De ondertoezichtstelling was oorspronkelijk door de rechtbank Rotterdam voor zes maanden opgelegd, maar het hof heeft deze beschikking vernietigd en de ondertoezichtstelling voor een jaar toegewezen. Het hof heeft overwogen dat de ondertoezichtstelling noodzakelijk is om het contact tussen de moeder en [de minderjarige] te herstellen, aangezien er een ernstige ontwikkelingsbedreiging voor de minderjarige bestaat. De moeder heeft eerder een verzoek ingediend tot herstel van haar ouderlijk gezag, en de rechtbank heeft in eerdere uitspraken al vastgesteld dat er een negatieve invloed is op de ontwikkeling van [de minderjarige] door het gebrek aan contact met de moeder.

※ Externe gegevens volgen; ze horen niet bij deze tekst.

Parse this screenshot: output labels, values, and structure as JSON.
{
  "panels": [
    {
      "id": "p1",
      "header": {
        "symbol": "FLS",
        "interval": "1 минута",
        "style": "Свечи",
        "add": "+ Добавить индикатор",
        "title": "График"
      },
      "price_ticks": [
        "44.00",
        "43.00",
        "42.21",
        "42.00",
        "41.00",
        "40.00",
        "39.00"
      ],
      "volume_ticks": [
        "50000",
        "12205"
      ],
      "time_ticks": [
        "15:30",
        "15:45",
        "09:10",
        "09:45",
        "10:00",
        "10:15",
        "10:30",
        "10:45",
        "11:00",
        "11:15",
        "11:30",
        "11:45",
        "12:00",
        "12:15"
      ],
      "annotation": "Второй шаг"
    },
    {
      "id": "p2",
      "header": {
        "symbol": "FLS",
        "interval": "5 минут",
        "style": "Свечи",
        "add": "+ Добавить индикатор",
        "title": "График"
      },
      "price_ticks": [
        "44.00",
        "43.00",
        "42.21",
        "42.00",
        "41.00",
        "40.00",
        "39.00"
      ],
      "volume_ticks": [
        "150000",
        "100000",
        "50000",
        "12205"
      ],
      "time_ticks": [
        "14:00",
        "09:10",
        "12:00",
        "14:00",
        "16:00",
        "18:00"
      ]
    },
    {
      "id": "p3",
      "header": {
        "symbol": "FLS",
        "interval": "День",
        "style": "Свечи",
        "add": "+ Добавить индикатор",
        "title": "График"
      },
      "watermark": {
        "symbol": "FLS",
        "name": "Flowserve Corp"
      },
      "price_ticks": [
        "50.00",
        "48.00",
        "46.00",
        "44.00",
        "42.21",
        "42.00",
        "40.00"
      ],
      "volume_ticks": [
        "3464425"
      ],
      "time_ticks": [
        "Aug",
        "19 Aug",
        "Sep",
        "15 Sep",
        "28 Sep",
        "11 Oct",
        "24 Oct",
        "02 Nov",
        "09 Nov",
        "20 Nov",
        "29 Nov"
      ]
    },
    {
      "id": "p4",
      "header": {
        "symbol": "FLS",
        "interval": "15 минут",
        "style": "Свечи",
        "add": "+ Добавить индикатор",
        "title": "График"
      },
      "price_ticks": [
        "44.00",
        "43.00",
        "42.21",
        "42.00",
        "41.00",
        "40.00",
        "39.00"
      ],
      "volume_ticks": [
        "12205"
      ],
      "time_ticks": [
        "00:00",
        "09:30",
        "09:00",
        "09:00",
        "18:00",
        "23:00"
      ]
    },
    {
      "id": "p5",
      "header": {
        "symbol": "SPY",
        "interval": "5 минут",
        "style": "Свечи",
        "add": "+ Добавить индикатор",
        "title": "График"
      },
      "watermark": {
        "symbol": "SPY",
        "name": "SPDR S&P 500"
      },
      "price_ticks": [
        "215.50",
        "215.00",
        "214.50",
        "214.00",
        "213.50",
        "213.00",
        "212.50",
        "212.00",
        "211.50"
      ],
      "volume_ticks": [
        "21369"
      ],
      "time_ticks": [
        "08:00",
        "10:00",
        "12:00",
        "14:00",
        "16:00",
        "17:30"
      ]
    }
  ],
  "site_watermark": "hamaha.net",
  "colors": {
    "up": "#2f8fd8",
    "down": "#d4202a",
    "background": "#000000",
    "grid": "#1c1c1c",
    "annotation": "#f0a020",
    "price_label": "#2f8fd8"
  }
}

Het hof heeft de argumenten van de raad voor de kinderbescherming en de gecertificeerde instelling, die de ondertoezichtstelling als onuitvoerbaar beschouwden, verworpen. De beslissing van het hof is dat de ondertoezichtstelling wordt verlengd tot 22 januari 2025, zodat er voldoende tijd is voor diagnostiek en hulpverlening.